His sowing was done, and he was just about leaving, when, sweet, clear, full, the voice of yesterday shook out a few high notes, and then taking up the words of a song began to sing it in such fashion that Andrew could hardly believe that the sound issued from mortal lips--it was so flute-like, so liquid.

Now, Andrew's life had not been one of much dissipation; still, there were hours in it he did not care to dwell upon, and the memory of every one of these unworthy hours suddenly smote him with shame. They say that at death's approach one sees in a second all the sins of his soul stand forth in crimson blazonry, and perhaps, in that moment, Andrew's old self died.

The singer's voice had taken up another song, one he did not know--

"Out from yourself! For your broken heart's vest; For the peace which you crave; For the end of your quest; For the love which can save; Come! Come to me!"

In springing over the fence and making towards where the sound came from, Andrew hardly seemed as if acting upon his own volition. He had been summoned: he went.

After all, there is not much mystery about a girl singing among the trees, yet Andrew's heart throbbed with something of that hushed tumult with which we approach some sacred shrine of feeling, or enter upon some new intense delight.

He soon saw her, standing with her back against a rough shell-bark hickory. The cloudy greyness of its rugged stem seemed to intensify the pallor and accentuate the delicacy of her face. For she was a very pale-faced, fragile-looking woman who stood there singing: her eyes were wide and wistful, but not unhappy-looking, only pitiable from the intense eagerness that seemed to have consumed her. And, in fact, she was like an overtuned instrument whose tense strings quiver continually.
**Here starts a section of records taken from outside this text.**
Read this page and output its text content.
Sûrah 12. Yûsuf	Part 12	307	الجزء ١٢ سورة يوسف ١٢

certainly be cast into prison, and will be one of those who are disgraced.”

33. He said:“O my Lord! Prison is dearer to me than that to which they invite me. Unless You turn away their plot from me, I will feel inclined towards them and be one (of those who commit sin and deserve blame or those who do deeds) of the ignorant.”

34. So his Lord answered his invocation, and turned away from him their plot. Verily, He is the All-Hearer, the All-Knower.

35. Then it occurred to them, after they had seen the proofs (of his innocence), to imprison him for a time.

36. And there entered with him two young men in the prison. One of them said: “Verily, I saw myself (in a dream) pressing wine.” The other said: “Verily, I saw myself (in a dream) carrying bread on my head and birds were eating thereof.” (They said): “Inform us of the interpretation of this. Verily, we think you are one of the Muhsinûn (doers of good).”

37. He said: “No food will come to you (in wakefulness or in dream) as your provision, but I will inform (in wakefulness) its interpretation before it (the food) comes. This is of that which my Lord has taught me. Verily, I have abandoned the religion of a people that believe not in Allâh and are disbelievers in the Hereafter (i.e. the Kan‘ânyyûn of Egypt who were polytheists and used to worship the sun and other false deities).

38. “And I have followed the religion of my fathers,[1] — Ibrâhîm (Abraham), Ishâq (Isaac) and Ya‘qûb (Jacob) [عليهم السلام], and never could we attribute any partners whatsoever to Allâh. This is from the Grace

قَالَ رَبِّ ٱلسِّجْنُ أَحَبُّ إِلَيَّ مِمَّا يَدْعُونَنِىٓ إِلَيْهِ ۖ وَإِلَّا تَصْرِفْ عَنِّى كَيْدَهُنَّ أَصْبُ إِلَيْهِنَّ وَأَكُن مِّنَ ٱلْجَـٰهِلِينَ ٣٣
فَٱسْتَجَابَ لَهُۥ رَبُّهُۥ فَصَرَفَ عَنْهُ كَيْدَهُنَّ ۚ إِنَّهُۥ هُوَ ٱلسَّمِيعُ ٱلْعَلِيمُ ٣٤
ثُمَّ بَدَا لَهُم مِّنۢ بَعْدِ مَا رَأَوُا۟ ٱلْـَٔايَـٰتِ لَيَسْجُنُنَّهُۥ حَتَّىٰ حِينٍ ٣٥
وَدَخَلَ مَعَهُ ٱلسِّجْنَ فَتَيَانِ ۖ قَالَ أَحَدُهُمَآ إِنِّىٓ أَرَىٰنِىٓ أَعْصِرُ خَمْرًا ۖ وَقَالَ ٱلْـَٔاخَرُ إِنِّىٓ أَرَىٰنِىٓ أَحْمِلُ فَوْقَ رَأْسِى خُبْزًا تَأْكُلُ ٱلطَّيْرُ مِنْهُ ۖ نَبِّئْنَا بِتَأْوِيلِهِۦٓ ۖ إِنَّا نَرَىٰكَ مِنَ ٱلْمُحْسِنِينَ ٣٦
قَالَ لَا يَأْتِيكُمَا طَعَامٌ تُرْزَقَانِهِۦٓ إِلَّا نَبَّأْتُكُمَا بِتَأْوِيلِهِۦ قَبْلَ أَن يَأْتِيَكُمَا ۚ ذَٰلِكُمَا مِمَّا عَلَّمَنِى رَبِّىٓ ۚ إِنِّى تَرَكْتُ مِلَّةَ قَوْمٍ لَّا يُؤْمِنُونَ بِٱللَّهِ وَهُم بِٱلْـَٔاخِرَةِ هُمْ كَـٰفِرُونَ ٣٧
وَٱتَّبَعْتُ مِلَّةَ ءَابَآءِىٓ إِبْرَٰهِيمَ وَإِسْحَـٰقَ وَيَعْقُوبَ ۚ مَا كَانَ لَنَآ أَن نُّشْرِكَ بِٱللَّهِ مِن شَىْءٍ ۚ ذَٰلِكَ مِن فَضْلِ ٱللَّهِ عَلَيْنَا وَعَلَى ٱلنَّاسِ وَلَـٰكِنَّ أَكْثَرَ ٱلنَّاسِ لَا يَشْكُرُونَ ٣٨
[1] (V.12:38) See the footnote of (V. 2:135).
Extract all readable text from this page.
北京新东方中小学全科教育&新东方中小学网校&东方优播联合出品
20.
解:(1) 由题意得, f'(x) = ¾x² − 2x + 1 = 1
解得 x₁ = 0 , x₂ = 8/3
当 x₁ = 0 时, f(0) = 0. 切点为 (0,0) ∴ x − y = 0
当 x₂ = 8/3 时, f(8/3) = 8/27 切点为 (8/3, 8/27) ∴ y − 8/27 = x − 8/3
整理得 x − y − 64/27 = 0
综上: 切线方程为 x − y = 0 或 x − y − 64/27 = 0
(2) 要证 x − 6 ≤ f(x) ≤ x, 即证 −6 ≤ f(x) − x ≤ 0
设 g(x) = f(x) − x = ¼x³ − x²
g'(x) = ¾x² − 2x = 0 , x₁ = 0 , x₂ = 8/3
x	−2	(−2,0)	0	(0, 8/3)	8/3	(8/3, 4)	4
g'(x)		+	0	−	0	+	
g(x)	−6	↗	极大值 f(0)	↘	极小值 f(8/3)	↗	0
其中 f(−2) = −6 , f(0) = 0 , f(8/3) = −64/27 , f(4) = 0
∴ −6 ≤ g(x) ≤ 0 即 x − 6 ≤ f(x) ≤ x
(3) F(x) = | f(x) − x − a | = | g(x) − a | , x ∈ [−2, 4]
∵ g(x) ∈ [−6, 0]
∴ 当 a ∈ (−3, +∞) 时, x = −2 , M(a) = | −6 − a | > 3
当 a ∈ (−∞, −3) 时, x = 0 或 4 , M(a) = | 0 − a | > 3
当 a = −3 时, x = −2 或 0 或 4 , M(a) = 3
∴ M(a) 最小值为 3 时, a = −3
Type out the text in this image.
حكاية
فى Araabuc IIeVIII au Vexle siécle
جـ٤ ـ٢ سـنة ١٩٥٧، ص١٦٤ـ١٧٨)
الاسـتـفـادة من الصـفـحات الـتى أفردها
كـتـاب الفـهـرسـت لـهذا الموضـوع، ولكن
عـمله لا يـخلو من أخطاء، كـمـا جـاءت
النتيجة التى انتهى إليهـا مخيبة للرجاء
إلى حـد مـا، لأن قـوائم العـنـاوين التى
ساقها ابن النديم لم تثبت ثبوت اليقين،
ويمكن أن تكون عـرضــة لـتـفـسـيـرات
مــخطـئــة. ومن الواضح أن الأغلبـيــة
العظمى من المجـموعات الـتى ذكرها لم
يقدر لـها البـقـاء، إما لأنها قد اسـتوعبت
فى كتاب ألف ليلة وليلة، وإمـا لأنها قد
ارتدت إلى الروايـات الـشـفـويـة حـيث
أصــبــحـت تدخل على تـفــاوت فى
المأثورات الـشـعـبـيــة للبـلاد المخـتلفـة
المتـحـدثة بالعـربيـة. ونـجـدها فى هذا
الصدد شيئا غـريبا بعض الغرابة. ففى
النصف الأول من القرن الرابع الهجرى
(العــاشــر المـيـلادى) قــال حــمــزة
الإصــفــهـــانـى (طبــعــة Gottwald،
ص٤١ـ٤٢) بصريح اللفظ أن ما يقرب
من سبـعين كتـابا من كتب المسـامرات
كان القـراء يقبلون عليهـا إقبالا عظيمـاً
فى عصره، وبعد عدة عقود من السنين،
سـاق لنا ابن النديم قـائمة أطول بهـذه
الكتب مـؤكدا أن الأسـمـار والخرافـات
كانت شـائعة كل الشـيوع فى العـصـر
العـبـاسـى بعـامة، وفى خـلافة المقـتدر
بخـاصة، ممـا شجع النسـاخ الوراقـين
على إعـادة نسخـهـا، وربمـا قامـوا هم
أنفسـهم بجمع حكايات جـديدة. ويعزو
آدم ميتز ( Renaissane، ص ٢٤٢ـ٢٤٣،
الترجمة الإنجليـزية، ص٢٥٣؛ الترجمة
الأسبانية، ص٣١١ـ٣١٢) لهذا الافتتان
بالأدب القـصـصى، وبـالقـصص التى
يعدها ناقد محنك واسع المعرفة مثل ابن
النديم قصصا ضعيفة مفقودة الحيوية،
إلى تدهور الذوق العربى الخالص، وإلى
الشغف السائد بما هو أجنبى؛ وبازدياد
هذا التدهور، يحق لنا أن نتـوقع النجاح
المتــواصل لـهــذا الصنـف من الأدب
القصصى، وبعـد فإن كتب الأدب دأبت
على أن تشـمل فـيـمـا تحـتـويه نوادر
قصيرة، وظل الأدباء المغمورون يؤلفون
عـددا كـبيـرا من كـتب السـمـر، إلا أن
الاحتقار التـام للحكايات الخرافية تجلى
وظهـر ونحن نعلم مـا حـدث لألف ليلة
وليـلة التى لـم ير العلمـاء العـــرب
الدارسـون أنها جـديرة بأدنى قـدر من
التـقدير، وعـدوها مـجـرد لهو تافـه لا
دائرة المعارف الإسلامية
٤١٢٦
The "Great God Pan" was all unconscious of his cruelty, was he not, when he fashioned the pipe out of a river reed? And as he blew through it the music of the gods, doubtless had good reason for thinking that never reed had been honoured like unto this reed.

There are moments in real life, so exotic to the lives into which they have entered, that one hardly realizes the verity of them till long after, when the meaning of his own actions struggles through the mists and confronts him with their consequences. In such moments the most absurd things in the world seem quite in order, and the commonplace actions of life assume grotesque importance. So it is in dreams, which reconcile with magnificent disregard of possibilities, the most wonderful conditions of person, place and time. Well--

"Dreams are true whilst they last And do we not live in dreams?"

This is Andrew's only excuse for accepting so promptly the musical invitation extended with such feeling!

"I have come," he said, half dreamily--stepping out from the shelter of the trees.

The pale-faced singing siren changed to a startled, blushing girl, and in swift sequence Andrew's rapt gaze altered to one not altogether without daring.

"Oh, so I see," she half gasped, then laughed outright, looking at him with shy eyes, but mutinously curving lips. The laugh robbed the scene of its last illusion of mystery.